5. Review Comments to the Author

Please use the space provided to explain your answers to the questions above. You may also include additional comments for the author, including concerns about dual publication, research ethics, or publication ethics. (Please upload your review as an attachment if it exceeds 20,000 characters)

Reviewer #1: The main focus of this article is to implement a non-standard GLM/GEE method to analyze the infant morbidity and mortality, due to skewness of data. The authors incorporate Burr Type X (generalized Rayleigh) distribution and geeM package in R to achieve this goal.

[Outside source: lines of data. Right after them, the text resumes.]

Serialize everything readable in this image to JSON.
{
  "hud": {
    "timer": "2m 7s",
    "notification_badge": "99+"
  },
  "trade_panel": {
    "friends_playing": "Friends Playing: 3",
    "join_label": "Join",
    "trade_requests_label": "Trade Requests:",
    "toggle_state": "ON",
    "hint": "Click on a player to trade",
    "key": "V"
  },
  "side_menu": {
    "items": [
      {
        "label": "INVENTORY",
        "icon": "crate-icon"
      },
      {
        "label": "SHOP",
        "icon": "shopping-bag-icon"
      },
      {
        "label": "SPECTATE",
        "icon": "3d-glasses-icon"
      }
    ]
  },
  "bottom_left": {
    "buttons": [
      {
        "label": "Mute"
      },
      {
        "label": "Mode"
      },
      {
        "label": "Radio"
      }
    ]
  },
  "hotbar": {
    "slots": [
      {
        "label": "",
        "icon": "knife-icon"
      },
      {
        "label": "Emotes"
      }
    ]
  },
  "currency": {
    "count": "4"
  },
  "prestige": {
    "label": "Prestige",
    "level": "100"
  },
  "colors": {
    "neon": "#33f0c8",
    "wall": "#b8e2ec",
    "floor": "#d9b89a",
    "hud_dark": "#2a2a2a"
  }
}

My main concern is with the Methodology. I recommend that the authors focus on how the statistical analysis was implemented in geeM package of R, rather than going over the general technical details (see below). For this, the authors should understand the geeM package better, in order to make clearer and better technical arguments. In particular, the article will be more attractive if the authors include the R codes, either in the text or in the appendix/supplemental material.

For specific comments, there are instances where things could be eliminated or moved to the appendix. For example, the explanations from line 244 to 280 are standard in GLM and can be found in many books and articles, so the authors can just give a reference without having to explain in 3 pages.

Also, the notations are very inconsistent throughout. The both the X's and Y's are sometimes capital letters and sometimes lower case letters and sometimes bold letters; in both cases the subscripts are either inconsistent or non-existent. In addition, authors sometimes use X^T and other times X' to denote the X transpose. More seriously, the formulas (3) and (4), as well as the formula on line 309, are incorrect. These inconsistencies make the paper very difficult to read and make sense.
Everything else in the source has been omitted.